Daddy Farted
“Hey Daddy, can we, um, can you, can, um, um, can you, um, daddy, can we, um, hey Daddy, can we...”
This goes on for-seemingly-ever until he reaches the point.
“Um, Daddy, can you play the ‘Daddy Farted’ song?”
Sigh.
“Okay buddy,” I say, “but let Daddy get a cup of coffee first.”
It’s a weekday morning, and we don’t really have time for the “Daddy Farted” song, but the boy’s request is so sweet and sincere, and I guess it wont’ take that long, and I guess it won’t make us that late, and plus it’s about the only time I get to bust out the old axe and his buddy Marshall.

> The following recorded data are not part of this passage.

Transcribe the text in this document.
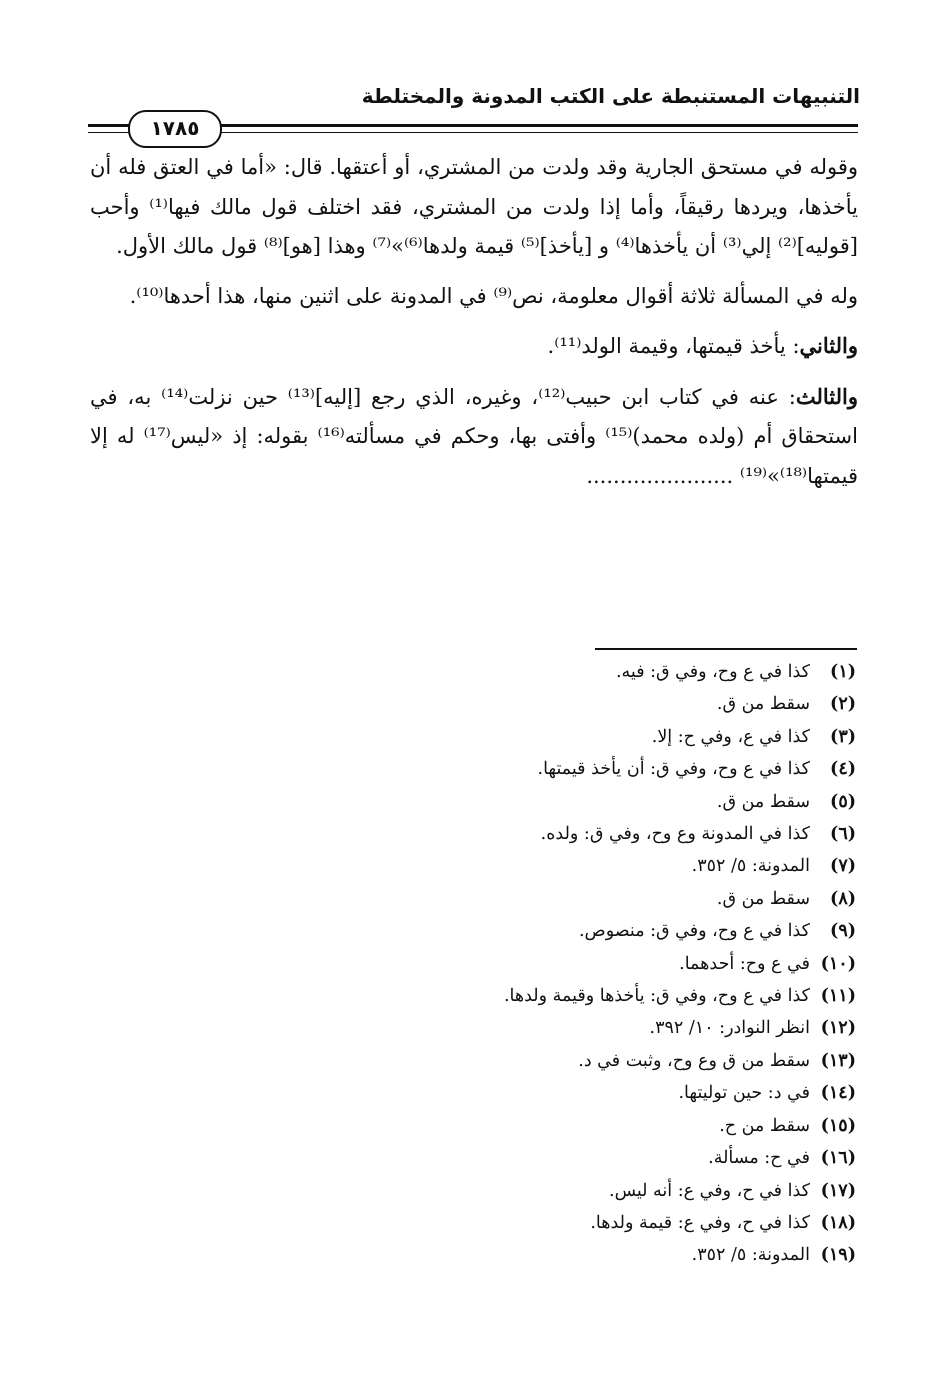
التنبيهات المستنبطة على الكتب المدونة والمختلطة
١٧٨٥

وقوله في مستحق الجارية وقد ولدت من المشتري، أو أعتقها. قال: «أما في العتق فله أن يأخذها، ويردها رقيقاً، وأما إذا ولدت من المشتري، فقد اختلف قول مالك فيها⁽¹⁾ وأحب [قوليه]⁽²⁾ إلي⁽³⁾ أن يأخذها⁽⁴⁾ و [يأخذ]⁽⁵⁾ قيمة ولدها⁽⁶⁾»⁽⁷⁾ وهذا [هو]⁽⁸⁾ قول مالك الأول.

وله في المسألة ثلاثة أقوال معلومة، نص⁽⁹⁾ في المدونة على اثنين منها، هذا أحدها⁽¹⁰⁾.

والثاني: يأخذ قيمتها، وقيمة الولد⁽¹¹⁾.

والثالث: عنه في كتاب ابن حبيب⁽¹²⁾، وغيره، الذي رجع [إليه]⁽¹³⁾ حين نزلت⁽¹⁴⁾ به، في استحقاق أم (ولده محمد)⁽¹⁵⁾ وأفتى بها، وحكم في مسألته⁽¹⁶⁾ بقوله: إذ «ليس⁽¹⁷⁾ له إلا قيمتها⁽¹⁸⁾»⁽¹⁹⁾ ......................

(١)كذا في ع وح، وفي ق: فيه.
(٢)سقط من ق.
(٣)كذا في ع، وفي ح: إلا.
(٤)كذا في ع وح، وفي ق: أن يأخذ قيمتها.
(٥)سقط من ق.
(٦)كذا في المدونة وع وح، وفي ق: ولده.
(٧)المدونة: ٥/ ٣٥٢.
(٨)سقط من ق.
(٩)كذا في ع وح، وفي ق: منصوص.
(١٠)في ع وح: أحدهما.
(١١)كذا في ع وح، وفي ق: يأخذها وقيمة ولدها.
(١٢)انظر النوادر: ١٠/ ٣٩٢.
(١٣)سقط من ق وع وح، وثبت في د.
(١٤)في د: حين توليتها.
(١٥)سقط من ح.
(١٦)في ح: مسألة.
(١٧)كذا في ح، وفي ع: أنه ليس.
(١٨)كذا في ح، وفي ع: قيمة ولدها.
(١٩)المدونة: ٥/ ٣٥٢.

When I was seventeen, I was going to be the next Kirk Hammett. I was going to be the next Dimebag Darrell. Later on, I was going to be the next Dave Navarro. The next Tom Morello. I broke strings and annoyed neighbors in the name of rock. My dorm room floor was a mess of wires and pedals. There was much skronking.

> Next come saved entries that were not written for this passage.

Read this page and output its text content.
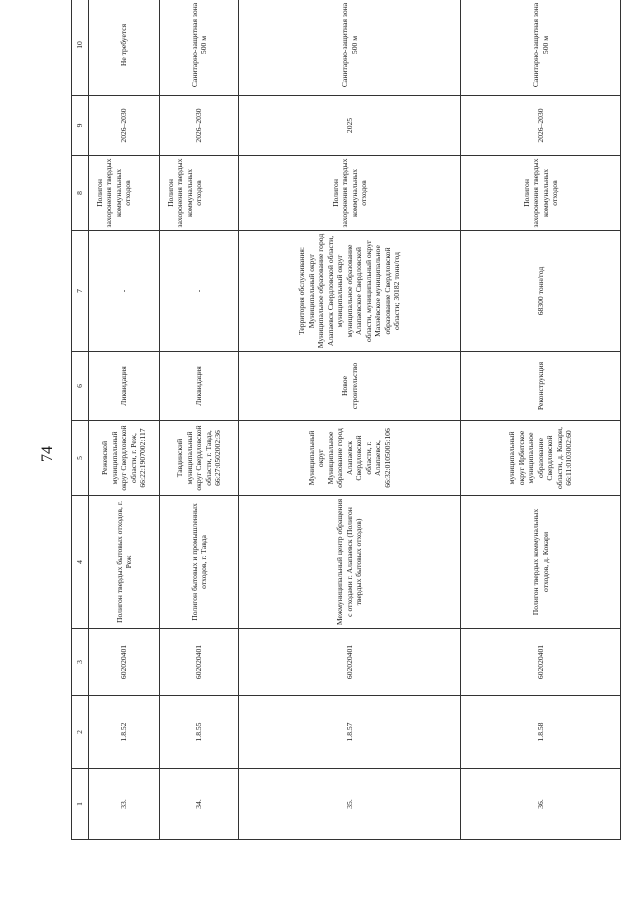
74
1	2	3	4	5	6	7	8	9	10
33.	1.8.52	602020401	Полигон твердых бытовых отходов, г. Реж	Режевской муниципальный округ Свердловской области, г. Реж, 66:22:1907002:117	Ликвидация	-	Полигон захоронения твердых коммунальных отходов	2026–2030	Не требуется
34.	1.8.55	602020401	Полигон бытовых и промышленных отходов, г. Тавда	Тавдинский муниципальный округ Свердловской области, г. Тавда, 66:27:0502002:36	Ликвидация	-	Полигон захоронения твердых коммунальных отходов	2026–2030	Санитарно-защитная зона 500 м
35.	1.8.57	602020401	Межмуниципальный центр обращения с отходами г. Алапаевск (Полигон твердых бытовых отходов)	Муниципальный округ Муниципальное образование город Алапаевск Свердловской области, г. Алапаевск, 66:32:0105005:106	Новое строительство	Территория обслуживания: Муниципальный округ Муниципальное образование город Алапаевск Свердловской области, муниципальный округ муниципальное образование Алапаевское Свердловской области, муниципальный округ Махнёвское муниципальное образование Свердловской области; 30182 тонн/год	Полигон захоронения твердых коммунальных отходов	2025	Санитарно-защитная зона 500 м
36.	1.8.58	602020401	Полигон твердых коммунальных отходов, д. Кокари	муниципальный округ Ирбитское муниципальное образование Свердловской области, д. Кокари, 66:11:0103002:60	Реконструкция	68300 тонн/год	Полигон захоронения твердых коммунальных отходов	2026–2030	Санитарно-защитная зона 500 м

I pull the amp out of the closet and set it down in the baby’s crib. It is not the most rocking amp placement, but it’s necessary in order to keep the baby from fucking with the knobs or pulling the wire out or fucking eating it. The three year old plugs the wire into the amp, then loops the other end through the guitar strap before plugging it into the guitar. My pint-sized guitar tech. I tune it to the key of good enough.
And then we rock.
“Daddy Farted” is a pretty simple jam. The guitar part consists of the most basic of rock riffs -- think first guitar lesson simple -- and the lyrics are just “daddy farted” repeated an assload of times. And when that’s done, you replace “Daddy” with whoever else farted. And since everybody farts, the possibilities are pretty infinite. By the time it’s over, not only has Daddy farted, but so has Mommy, Big Bro, Baby Bro, Grandma, Pawpaw, Nanny, The Dog....some of them even twice. Toss in two bouncing spinning little boys and you’ve got a winner. It’s not quite what I had in mind when I used to dream of stirring up a moshpit, but it’ll do.